Book_grim has finalised a guy to come and down the kitchen on Thursday so she should be kept busy, and Oldest will be calling to check in with both girls throughout the day. The surgery tracking spreadsheet is reaching the end of its’ usefulness, but I guess that will change post-surgery when I have to make dietician appointments and regular weigh-ins.
I still haven’t heard whether I’ve been awarded PIP again and that is at the back of my mind but I can’t allow that to take root – that’s for post-surgery SK to deal with, whether I get it or need to do an appeal or whatever. They sent acknowledgement that they had received my application on 15th October, but I haven’t heard anything back from them since then.
I’m still waiting on Book_grim’s Christmas present to arrive, but I do have Stripes’ in my shopping basket and as soon as I get some money, that should be easy enough to order. I’m trying to figure out whether I try to go back to sleep or just have a futz around on my laptop, tidying stuff up. Or spend some time peering like a mole at the book J sent me and reading up on everything – I knew my eyesight was bad, but actually trying to read a book that’s not tuned to my eyes like my kindle made me realise that I truly am half-blind now!

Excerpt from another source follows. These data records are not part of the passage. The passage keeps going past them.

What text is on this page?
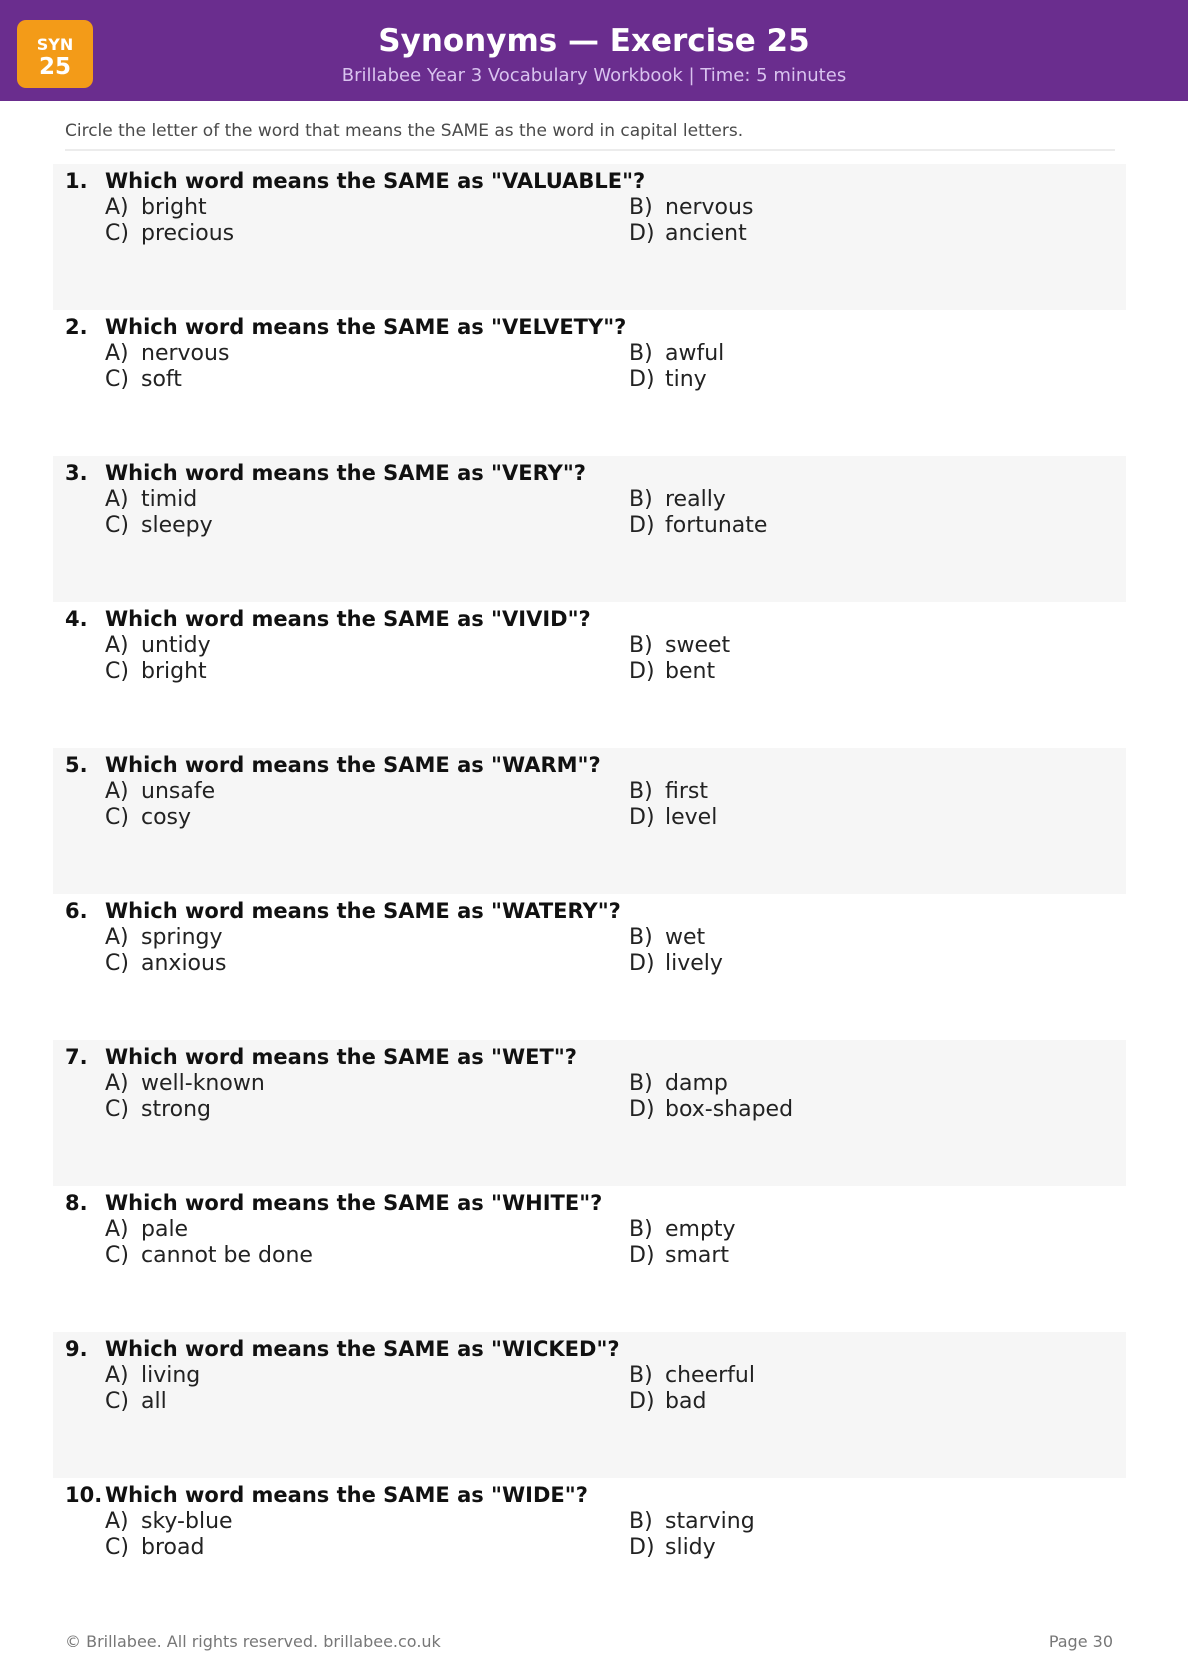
SYN
25
Synonyms — Exercise 25
Brillabee Year 3 Vocabulary Workbook | Time: 5 minutes
Circle the letter of the word that means the SAME as the word in capital letters.
1. Which word means the SAME as "VALUABLE"?
A) bright	B) nervous
C) precious	D) ancient
2. Which word means the SAME as "VELVETY"?
A) nervous	B) awful
C) soft	D) tiny
3. Which word means the SAME as "VERY"?
A) timid	B) really
C) sleepy	D) fortunate
4. Which word means the SAME as "VIVID"?
A) untidy	B) sweet
C) bright	D) bent
5. Which word means the SAME as "WARM"?
A) unsafe	B) first
C) cosy	D) level
6. Which word means the SAME as "WATERY"?
A) springy	B) wet
C) anxious	D) lively
7. Which word means the SAME as "WET"?
A) well-known	B) damp
C) strong	D) box-shaped
8. Which word means the SAME as "WHITE"?
A) pale	B) empty
C) cannot be done	D) smart
9. Which word means the SAME as "WICKED"?
A) living	B) cheerful
C) all	D) bad
10. Which word means the SAME as "WIDE"?
A) sky-blue	B) starving
C) broad	D) slidy
© Brillabee. All rights reserved. brillabee.co.uk	Page 30
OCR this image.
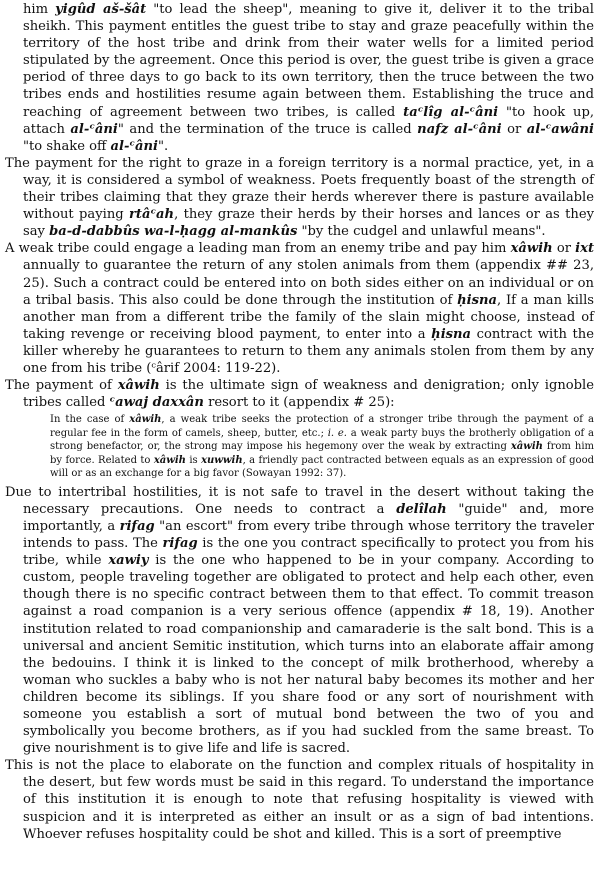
him yigûd aš-šât "to lead the sheep", meaning to give it, deliver it to the tribal sheikh. This payment entitles the guest tribe to stay and graze peacefully within the territory of the host tribe and drink from their water wells for a limited period stipulated by the agreement. Once this period is over, the guest tribe is given a grace period of three days to go back to its own territory, then the truce between the two tribes ends and hostilities resume again between them. Establishing the truce and reaching of agreement between two tribes, is called taᶜlîg al-ᶜâni "to hook up, attach al-ᶜâni" and the termination of the truce is called nafz al-ᶜâni or al-ᶜawâni "to shake off al-ᶜâni".

The payment for the right to graze in a foreign territory is a normal practice, yet, in a way, it is considered a symbol of weakness. Poets frequently boast of the strength of their tribes claiming that they graze their herds wherever there is pasture available without paying rtâᶜah, they graze their herds by their horses and lances or as they say ba-d-dabbûs wa-l-ḥagg al-mankûs "by the cudgel and unlawful means".

A weak tribe could engage a leading man from an enemy tribe and pay him xâwih or ixt annually to guarantee the return of any stolen animals from them (appendix ## 23, 25). Such a contract could be entered into on both sides either on an individual or on a tribal basis. This also could be done through the institution of ḥisna, If a man kills another man from a different tribe the family of the slain might choose, instead of taking revenge or receiving blood payment, to enter into a ḥisna contract with the killer whereby he guarantees to return to them any animals stolen from them by any one from his tribe (ᶜârif 2004: 119-22).

The payment of xâwih is the ultimate sign of weakness and denigration; only ignoble tribes called ᶜawaj daxxân resort to it (appendix # 25):

In the case of xâwih, a weak tribe seeks the protection of a stronger tribe through the payment of a regular fee in the form of camels, sheep, butter, etc.; i. e. a weak party buys the brotherly obligation of a strong benefactor, or, the strong may impose his hegemony over the weak by extracting xâwih from him by force. Related to xâwih is xuwwih, a friendly pact contracted between equals as an expression of good will or as an exchange for a big favor (Sowayan 1992: 37).

Due to intertribal hostilities, it is not safe to travel in the desert without taking the necessary precautions. One needs to contract a delîlah "guide" and, more importantly, a rifag "an escort" from every tribe through whose territory the traveler intends to pass. The rifag is the one you contract specifically to protect you from his tribe, while xawiy is the one who happened to be in your company. According to custom, people traveling together are obligated to protect and help each other, even though there is no specific contract between them to that effect. To commit treason against a road companion is a very serious offence (appendix # 18, 19). Another institution related to road companionship and camaraderie is the salt bond. This is a universal and ancient Semitic institution, which turns into an elaborate affair among the bedouins. I think it is linked to the concept of milk brotherhood, whereby a woman who suckles a baby who is not her natural baby becomes its mother and her children become its siblings. If you share food or any sort of nourishment with someone you establish a sort of mutual bond between the two of you and symbolically you become brothers, as if you had suckled from the same breast. To give nourishment is to give life and life is sacred.

This is not the place to elaborate on the function and complex rituals of hospitality in the desert, but few words must be said in this regard. To understand the importance of this institution it is enough to note that refusing hospitality is viewed with suspicion and it is interpreted as either an insult or as a sign of bad intentions. Whoever refuses hospitality could be shot and killed. This is a sort of preemptive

It’s still bugging me that I haven’t made the medical goal set for me. I guess I should do some thought as to why – did I sabotage it somehow? How will I cope with the goals that will undoubtedly be set for me in the coming months. I did some calculations on a spreadsheet on what my expected loss should be and it looks like within three years, I should have lost a further 52kg which for some reason doesn’t look that impressive to me. Maybe I’ve just got a skewed idea of things but having lost around 43kg this last year, it doesn’t feel like enough. Maybe if I had a better idea of what I’d look like at that kind of weight might help. Ah well, all I can do is my best I guess? Time to start my (hopefully) last pre-op today – can you imagine if after all of this, surgery was postponed? ARGH!